# Wearing Orthotics in Boots



## cameron_highlander (12 Dec 2007)

Question;

When you guys who have orthotics wear them in your boots, do you have just the orthotics, or do you place said orthotics on top of the insoles already in the boots (I.e. with the new combat boots and the issued insole with them)? I'm talking about professionally fitted orthotics if you have flat feet, like me. 

I'm trying to figure out my best course of action here. On one hand, it seems that wearing two insoles in a boot is a bad idea, but my boots fit properly when I do that. On the other hand, if I wore just thenorthotics I'd need to go in again to get new boots because they weren't properly fitted to me when I got them issued (rush rush as it always is, and they stretched out a lot during the summer and now are too loose).


----------



## The_Falcon (12 Dec 2007)

Bite the bullet and get new boots, properly fitted to your orthotics and your feet.  From my experience orthotics are generally made to go in footwear sans any other insole.


----------



## chrisf (12 Dec 2007)

Piper said:
			
		

> Question;
> 
> When you guys who have orthotics wear them in your boots, do you have just the orthotics, or do you place said orthotics on top of the insoles already in the boots (I.e. with the new combat boots and the issued insole with them)?
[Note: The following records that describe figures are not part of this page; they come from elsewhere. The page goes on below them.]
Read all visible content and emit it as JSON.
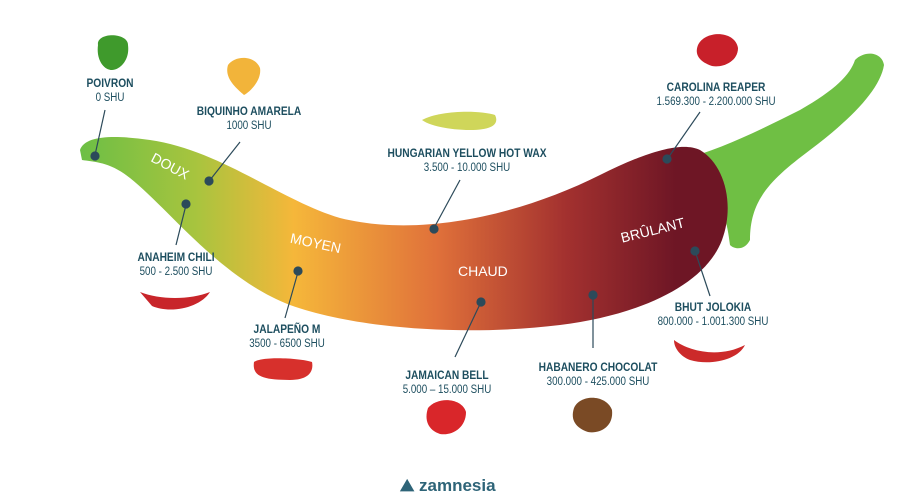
{
  "zones": [
    "DOUX",
    "MOYEN",
    "CHAUD",
    "BRÛLANT"
  ],
  "peppers": [
    {
      "name": "POIVRON",
      "shu": "0 SHU"
    },
    {
      "name": "BIQUINHO AMARELA",
      "shu": "1000 SHU"
    },
    {
      "name": "ANAHEIM CHILI",
      "shu": "500 - 2.500 SHU"
    },
    {
      "name": "JALAPEÑO M",
      "shu": "3500 - 6500 SHU"
    },
    {
      "name": "HUNGARIAN YELLOW HOT WAX",
      "shu": "3.500 - 10.000 SHU"
    },
    {
      "name": "JAMAICAN BELL",
      "shu": "5.000 – 15.000 SHU"
    },
    {
      "name": "HABANERO CHOCOLAT",
      "shu": "300.000 - 425.000 SHU"
    },
    {
      "name": "CAROLINA REAPER",
      "shu": "1.569.300 - 2.200.000 SHU"
    },
    {
      "name": "BHUT JOLOKIA",
      "shu": "800.000 - 1.001.300 SHU"
    }
  ],
  "logo": "zamnesia",
  "colors": {
    "text": "#1d4e5f",
    "green": "#7dc242",
    "yellow": "#f5b73a",
    "orange": "#e2733a",
    "dark_red": "#7a1a28"
  }
}
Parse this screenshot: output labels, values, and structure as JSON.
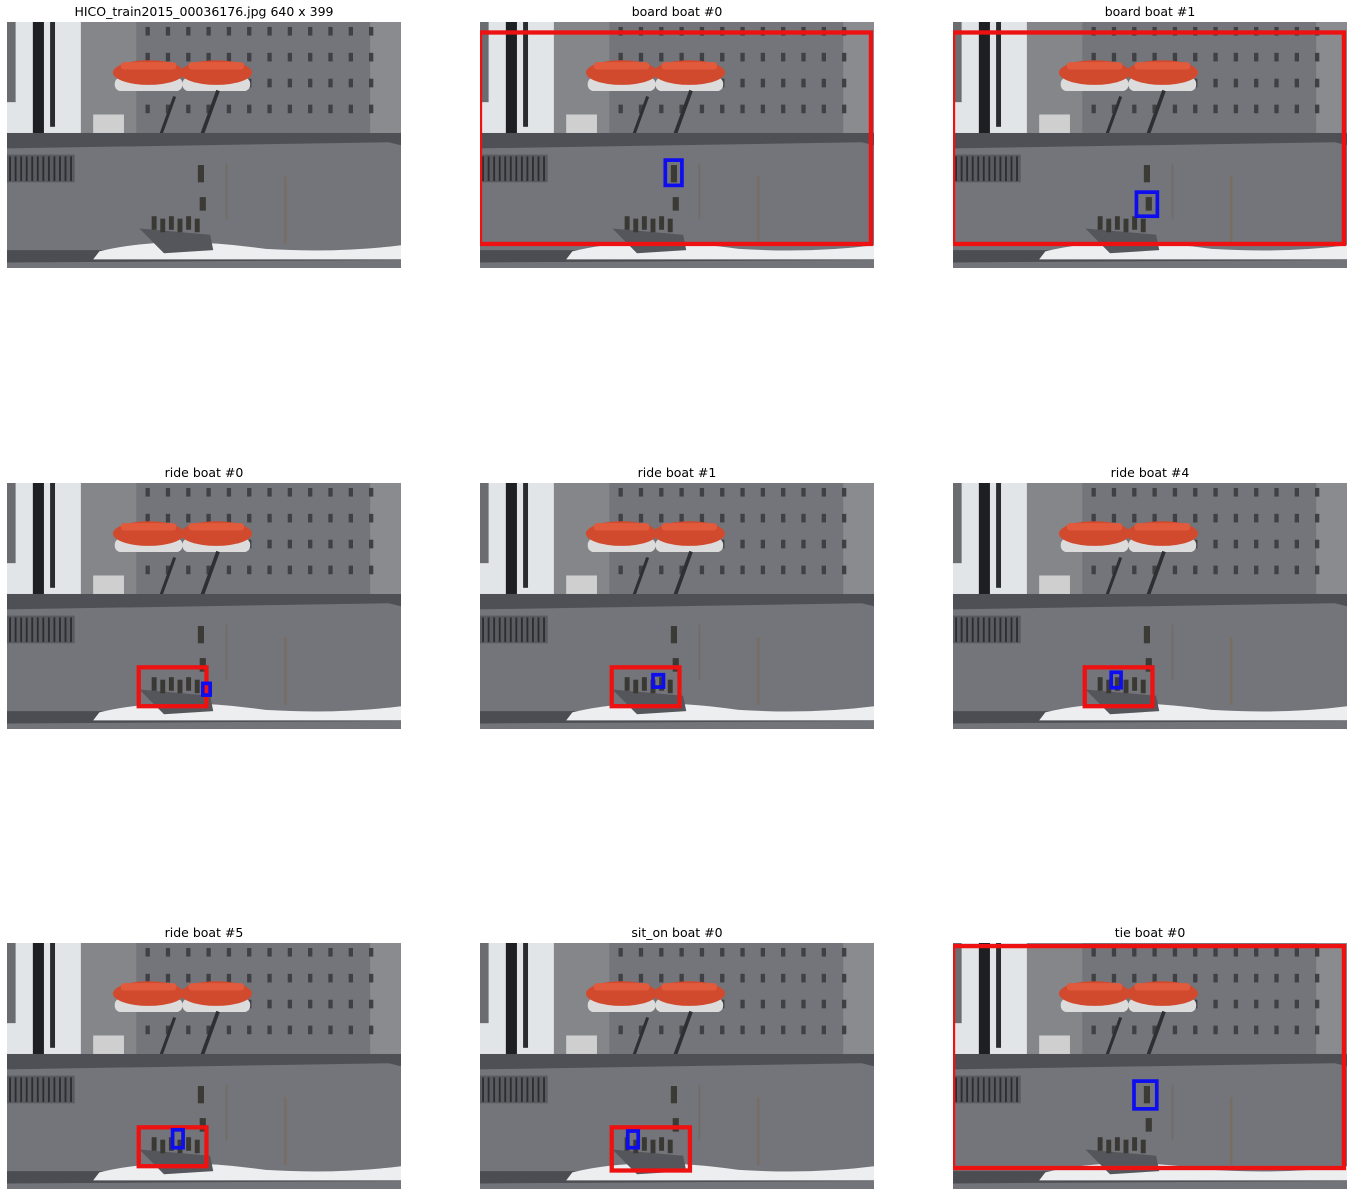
{
  "image": {
    "width": 640,
    "height": 399,
    "palette": {
      "sky": "#e2e5e7",
      "hull": "#74757a",
      "hull_dark": "#5a5b60",
      "lifeboat": "#d24a2e",
      "lifeboat_white": "#dcdcdc",
      "water": "#4b4d52",
      "foam": "#eceef0",
      "object_box": "#ee1111",
      "human_box": "#0d0df0"
    }
  },
  "panels": [
    {
      "title": "HICO_train2015_00036176.jpg 640 x 399",
      "object_box": null,
      "human_box": null
    },
    {
      "title": "board boat #0",
      "object_box": [
        0,
        17,
        635,
        360
      ],
      "human_box": [
        301,
        224,
        328,
        265
      ]
    },
    {
      "title": "board boat #1",
      "object_box": [
        0,
        17,
        635,
        360
      ],
      "human_box": [
        298,
        276,
        332,
        315
      ]
    },
    {
      "title": "ride boat #0",
      "object_box": [
        214,
        299,
        324,
        362
      ],
      "human_box": [
        318,
        325,
        330,
        344
      ]
    },
    {
      "title": "ride boat #1",
      "object_box": [
        214,
        299,
        324,
        362
      ],
      "human_box": [
        281,
        311,
        298,
        331
      ]
    },
    {
      "title": "ride boat #4",
      "object_box": [
        214,
        299,
        324,
        362
      ],
      "human_box": [
        257,
        307,
        273,
        332
      ]
    },
    {
      "title": "ride boat #5",
      "object_box": [
        214,
        299,
        324,
        362
      ],
      "human_box": [
        269,
        303,
        286,
        332
      ]
    },
    {
      "title": "sit_on boat #0",
      "object_box": [
        214,
        299,
        341,
        369
      ],
      "human_box": [
        240,
        305,
        257,
        332
      ]
    },
    {
      "title": "tie boat #0",
      "object_box": [
        0,
        5,
        635,
        365
      ],
      "human_box": [
        294,
        224,
        331,
        269
      ]
    }
  ]
}
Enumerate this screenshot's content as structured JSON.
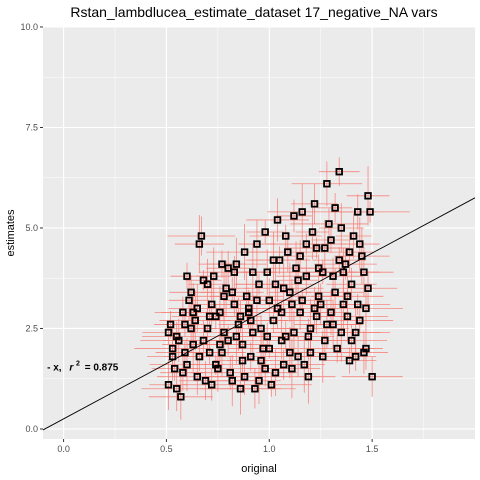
{
  "chart_data": {
    "type": "scatter",
    "title": "Rstan_lambdlucea_estimate_dataset 17_negative_NA vars",
    "xlabel": "original",
    "ylabel": "estimates",
    "xlim": [
      -0.1,
      2.0
    ],
    "ylim": [
      -0.25,
      10.0
    ],
    "x_ticks": [
      0.0,
      0.5,
      1.0,
      1.5
    ],
    "x_tick_labels": [
      "0.0",
      "0.5",
      "1.0",
      "1.5"
    ],
    "y_ticks": [
      0.0,
      2.5,
      5.0,
      7.5,
      10.0
    ],
    "y_tick_labels": [
      "0.0",
      "2.5",
      "5.0",
      "7.5",
      "10.0"
    ],
    "grid": true,
    "annotation": {
      "prefix": "- x,",
      "r": "r",
      "sup": "2",
      "suffix": "= 0.875",
      "x": -0.08,
      "y": 1.45
    },
    "reference_line": {
      "intercept": 0.25,
      "slope": 2.75
    },
    "colors": {
      "panel": "#ebebeb",
      "grid": "#ffffff",
      "errorbar": "#f8766d",
      "point": "#000000",
      "line": "#000000"
    },
    "errorbar_xhalf_range": [
      0.08,
      0.2
    ],
    "errorbar_yhalf_range": [
      0.25,
      0.75
    ],
    "points": [
      [
        0.52,
        2.6
      ],
      [
        0.53,
        1.8
      ],
      [
        0.55,
        2.3
      ],
      [
        0.51,
        1.1
      ],
      [
        0.58,
        2.9
      ],
      [
        0.6,
        1.6
      ],
      [
        0.62,
        3.4
      ],
      [
        0.63,
        2.1
      ],
      [
        0.65,
        1.3
      ],
      [
        0.66,
        4.6
      ],
      [
        0.67,
        4.8
      ],
      [
        0.68,
        3.7
      ],
      [
        0.7,
        2.5
      ],
      [
        0.71,
        1.9
      ],
      [
        0.72,
        3.1
      ],
      [
        0.74,
        2.8
      ],
      [
        0.75,
        1.5
      ],
      [
        0.77,
        4.1
      ],
      [
        0.78,
        3.3
      ],
      [
        0.8,
        2.2
      ],
      [
        0.82,
        1.2
      ],
      [
        0.83,
        3.9
      ],
      [
        0.85,
        2.6
      ],
      [
        0.87,
        1.7
      ],
      [
        0.88,
        4.4
      ],
      [
        0.9,
        3.0
      ],
      [
        0.92,
        2.4
      ],
      [
        0.93,
        1.0
      ],
      [
        0.95,
        3.6
      ],
      [
        0.97,
        2.0
      ],
      [
        0.98,
        4.9
      ],
      [
        1.0,
        3.2
      ],
      [
        1.02,
        2.7
      ],
      [
        1.03,
        1.4
      ],
      [
        1.05,
        4.2
      ],
      [
        1.07,
        3.5
      ],
      [
        1.08,
        2.3
      ],
      [
        1.1,
        1.9
      ],
      [
        1.12,
        5.3
      ],
      [
        1.13,
        4.0
      ],
      [
        1.15,
        2.9
      ],
      [
        1.17,
        1.6
      ],
      [
        1.18,
        3.8
      ],
      [
        1.2,
        2.5
      ],
      [
        1.22,
        5.6
      ],
      [
        1.23,
        4.5
      ],
      [
        1.25,
        3.1
      ],
      [
        1.27,
        2.2
      ],
      [
        1.28,
        6.1
      ],
      [
        1.3,
        4.7
      ],
      [
        1.32,
        3.4
      ],
      [
        1.33,
        2.0
      ],
      [
        1.35,
        5.0
      ],
      [
        1.37,
        4.1
      ],
      [
        1.38,
        2.8
      ],
      [
        1.4,
        3.6
      ],
      [
        1.42,
        2.4
      ],
      [
        1.43,
        5.4
      ],
      [
        1.45,
        4.3
      ],
      [
        1.47,
        3.0
      ],
      [
        1.48,
        5.8
      ],
      [
        1.5,
        1.3
      ],
      [
        1.49,
        5.4
      ],
      [
        1.46,
        1.9
      ],
      [
        1.44,
        2.7
      ],
      [
        1.41,
        4.8
      ],
      [
        1.39,
        1.7
      ],
      [
        1.36,
        3.9
      ],
      [
        1.34,
        6.4
      ],
      [
        1.31,
        2.6
      ],
      [
        1.29,
        5.1
      ],
      [
        1.26,
        1.8
      ],
      [
        1.24,
        3.3
      ],
      [
        1.21,
        4.9
      ],
      [
        1.19,
        2.3
      ],
      [
        1.16,
        5.4
      ],
      [
        1.14,
        3.7
      ],
      [
        1.11,
        1.5
      ],
      [
        1.09,
        4.4
      ],
      [
        1.06,
        2.9
      ],
      [
        1.04,
        5.2
      ],
      [
        1.01,
        1.1
      ],
      [
        0.99,
        3.9
      ],
      [
        0.96,
        2.5
      ],
      [
        0.94,
        4.6
      ],
      [
        0.91,
        1.8
      ],
      [
        0.89,
        3.3
      ],
      [
        0.86,
        2.8
      ],
      [
        0.84,
        4.1
      ],
      [
        0.81,
        1.4
      ],
      [
        0.79,
        3.5
      ],
      [
        0.76,
        2.1
      ],
      [
        0.73,
        3.8
      ],
      [
        0.69,
        1.2
      ],
      [
        0.64,
        2.7
      ],
      [
        0.61,
        3.2
      ],
      [
        0.59,
        1.9
      ],
      [
        0.56,
        2.2
      ],
      [
        0.54,
        1.5
      ],
      [
        0.57,
        0.8
      ],
      [
        0.6,
        3.8
      ],
      [
        0.62,
        2.5
      ],
      [
        0.66,
        1.8
      ],
      [
        0.7,
        3.6
      ],
      [
        0.72,
        1.1
      ],
      [
        0.76,
        2.9
      ],
      [
        0.8,
        4.0
      ],
      [
        0.84,
        2.3
      ],
      [
        0.88,
        1.3
      ],
      [
        0.92,
        3.9
      ],
      [
        0.96,
        1.7
      ],
      [
        1.0,
        2.0
      ],
      [
        1.04,
        3.0
      ],
      [
        1.08,
        4.8
      ],
      [
        1.12,
        2.4
      ],
      [
        1.16,
        3.2
      ],
      [
        1.2,
        1.9
      ],
      [
        1.24,
        4.0
      ],
      [
        1.28,
        2.6
      ],
      [
        1.32,
        5.5
      ],
      [
        1.36,
        3.1
      ],
      [
        1.4,
        2.2
      ],
      [
        1.44,
        4.6
      ],
      [
        1.48,
        3.5
      ],
      [
        0.53,
        2.0
      ],
      [
        0.58,
        1.4
      ],
      [
        0.63,
        2.9
      ],
      [
        0.68,
        2.2
      ],
      [
        0.74,
        1.6
      ],
      [
        0.78,
        2.4
      ],
      [
        0.83,
        3.1
      ],
      [
        0.87,
        2.1
      ],
      [
        0.91,
        2.7
      ],
      [
        0.95,
        1.2
      ],
      [
        0.99,
        2.3
      ],
      [
        1.03,
        3.6
      ],
      [
        1.07,
        1.6
      ],
      [
        1.11,
        3.1
      ],
      [
        1.15,
        4.3
      ],
      [
        1.19,
        1.3
      ],
      [
        1.23,
        2.8
      ],
      [
        1.27,
        4.5
      ],
      [
        1.31,
        3.8
      ],
      [
        1.35,
        2.4
      ],
      [
        1.39,
        4.4
      ],
      [
        1.43,
        3.1
      ],
      [
        1.47,
        2.0
      ],
      [
        0.51,
        2.4
      ],
      [
        0.55,
        1.0
      ],
      [
        0.59,
        2.6
      ],
      [
        0.65,
        3.0
      ],
      [
        0.71,
        2.8
      ],
      [
        0.77,
        1.9
      ],
      [
        0.82,
        3.4
      ],
      [
        0.86,
        1.0
      ],
      [
        0.9,
        2.9
      ],
      [
        0.94,
        3.2
      ],
      [
        0.98,
        1.5
      ],
      [
        1.02,
        4.2
      ],
      [
        1.06,
        2.2
      ],
      [
        1.1,
        3.4
      ],
      [
        1.14,
        1.8
      ],
      [
        1.18,
        4.6
      ],
      [
        1.22,
        3.0
      ],
      [
        1.26,
        3.9
      ],
      [
        1.3,
        2.9
      ],
      [
        1.34,
        4.2
      ],
      [
        1.38,
        3.3
      ],
      [
        1.42,
        1.8
      ],
      [
        1.46,
        3.9
      ]
    ]
  }
}
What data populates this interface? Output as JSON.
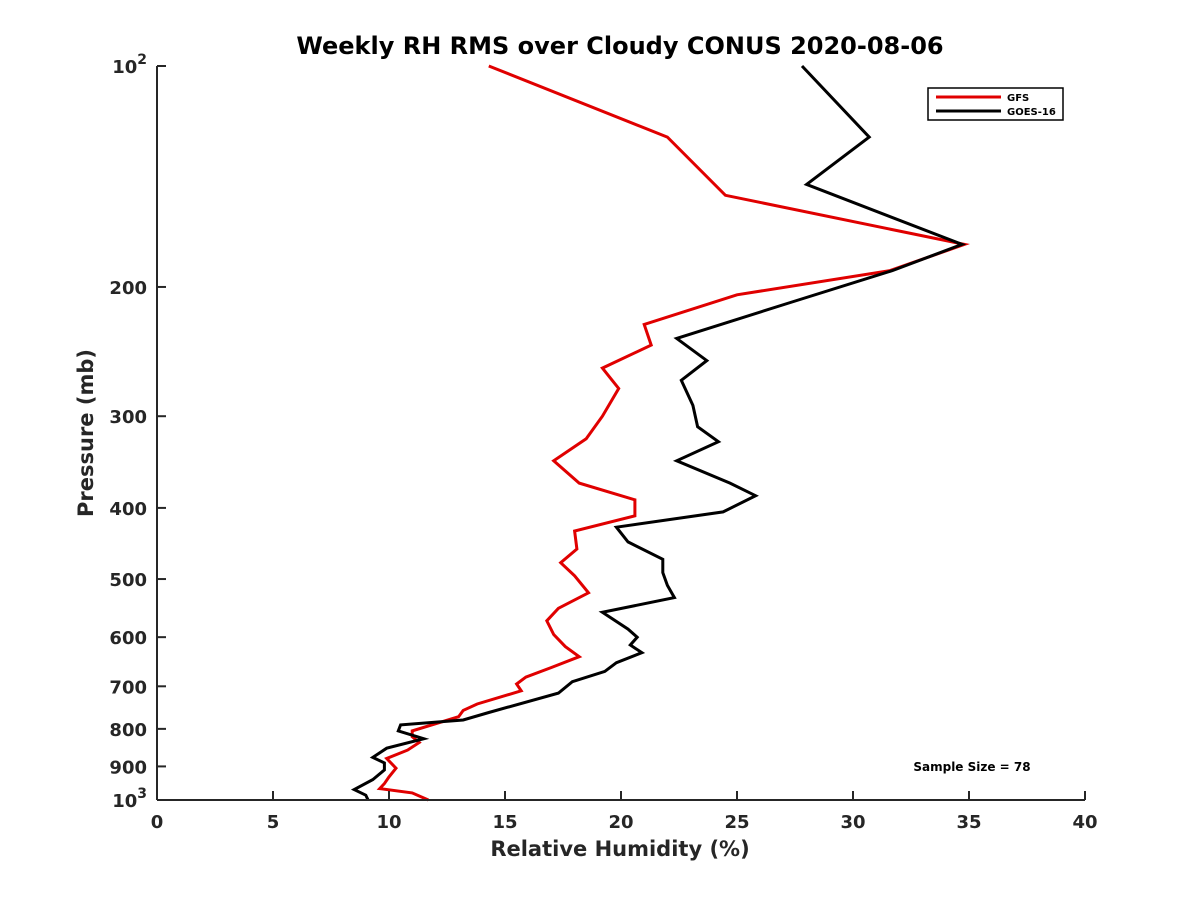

I'm talking about professionally fitted orthotics if you have flat feet, like me.
> 
> I'm trying to figure out my best course of action here. On one hand, it seems that wearing two insoles in a boot is a bad idea, but my boots fit properly when I do that. On the other hand, if I wore just thenorthotics I'd need to go in again to get new boots because they weren't properly fitted to me when I got them issued (rush rush as it always is, and they stretched out a lot during the summer and now are too loose).



It's generally accepted once you get new orthotics, you get new boots. When you're fitting the MKIII combat boots, you want a tight pair to squeeze into. They usually stretch about two sizes.

That being said, if you're stacking your orthotics on top of the issued (Read: Garbage) mesh insoles, you're shouldn't be doing any harm in the short term. The insoles are hard and flat.


----------



## Eric_911 (12 Dec 2007)

I agree, they should have never sized you with the "stock" insoles inside. 

I made the mistake on myself when trying on my desert boots, when I had to wrestle with the orthodics to get them in the boots, it occured to me.

I would say that wearing insoles and orthodics at the same time may cause you some problems down the road. Remember that some of these "stock" insoles have arches on them already. This would alter the angle at which your orthodics were designed to support your feet. (IMO a little bit of a problem, unless the Bow-legged look works for you  )

Also they may slip/shift against each other, plus the bottom insole would also undoubtedly retain a lot of moisture (~stench~)

I second Hatchet Man, go in and resize.


----------



## chrisf (12 Dec 2007)

I missed the part where he specified "new combat boots". I'm assuming it's the new GP boots. If there's any arch in the insole that comes with them, don't stack them with your orthotics. If you've got to do somthing until you can get your boots exchanged, get a pair of "odour eater" type insoles, or even the insoles from the MKIII boots... somthing flat.


----------